Equally curious is that Harris’ big-screen outings are a little less celebrated than his early stage work, which, admittedly, was more impactful and a hell of a lot more focused than his casual demeanor would suggest. The game-changing musical Camelot, of course, gets a lot of attention, but Harris completists might want more mention of, say, 1970’s A Man Called Horse, or 1974’s Juggernaut, although any oversight about his talent is corrected in a whole section devoted to Jim Sheridan’s The Field (1990). The latter brought Harris his second and last Oscar nomination after This Sporting Life — not a bad achievement for an actor who claimed he never played the Hollywood game even after being filmed and photographed at parties and awards ceremonies doing exactly that.
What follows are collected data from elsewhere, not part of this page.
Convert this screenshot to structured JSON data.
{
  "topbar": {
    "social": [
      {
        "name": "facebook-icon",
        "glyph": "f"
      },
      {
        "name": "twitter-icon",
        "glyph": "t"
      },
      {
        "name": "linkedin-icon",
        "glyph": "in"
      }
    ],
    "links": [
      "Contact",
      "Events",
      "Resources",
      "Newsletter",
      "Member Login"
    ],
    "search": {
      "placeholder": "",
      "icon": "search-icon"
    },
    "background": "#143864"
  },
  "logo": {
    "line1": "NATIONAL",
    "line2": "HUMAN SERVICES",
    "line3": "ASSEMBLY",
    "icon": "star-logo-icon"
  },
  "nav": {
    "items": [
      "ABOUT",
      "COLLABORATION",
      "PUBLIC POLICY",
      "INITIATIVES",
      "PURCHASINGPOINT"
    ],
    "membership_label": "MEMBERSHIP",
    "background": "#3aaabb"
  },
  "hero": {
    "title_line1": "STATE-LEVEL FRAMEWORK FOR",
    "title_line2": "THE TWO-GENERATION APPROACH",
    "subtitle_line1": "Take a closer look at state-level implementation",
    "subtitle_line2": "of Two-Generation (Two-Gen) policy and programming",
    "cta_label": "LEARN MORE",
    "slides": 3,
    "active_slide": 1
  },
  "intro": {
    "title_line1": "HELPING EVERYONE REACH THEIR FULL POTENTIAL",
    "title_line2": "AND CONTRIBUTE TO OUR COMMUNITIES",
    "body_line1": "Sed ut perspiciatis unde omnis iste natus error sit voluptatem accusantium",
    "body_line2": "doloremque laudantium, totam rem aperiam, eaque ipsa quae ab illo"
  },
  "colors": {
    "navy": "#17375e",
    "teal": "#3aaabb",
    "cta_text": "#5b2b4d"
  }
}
But then, Harris was never a man to abide by anyone’s rules, especially his own.

Two remarkable sequences lift the film above what you might normally expect from a TV arts show, which is what this basically is. The first is the retelling of Harris’ “lost week” — actually a planned and well very documented event that was gifted to the actor for staying sober during the shoot of period drama Cromwell (1970). The boozy images of Harris and friends passed out in the streets of Paris and dancing in a German brothel put to shame the antics of any contemporary rock or pop act. And speaking of which, Harris finally gets his due as the motivating force behind “MacArthur Park,” the easy-listening 1969 epic written by a then-unknown Jimmy Webb that became a huge hit with its teasing flirtation with the LSD/hippie culture of the day in the famous line about a mysterious rain-sodden cake and “the sweet green icing flowing down.”

Interest is likely to be niche after its festival bow at Venice, but The Ghost of Richard Harris is a valuable reminder of a time not just before the cancel culture of today but the era of strict PR control that immediately preceded it. Harris would have scoffed at both, but then he was always an immaculate self-publicist, keeping a tight rein on his supposedly contradictory identities as “Richard” and “Dickie” and always mindful of the media’s choppy waters. As the actor says himself, in a clip from his lauded 1990 version of Pirandello’s Henry IV: “Woe to him who doesn’t know how to wear his mask.”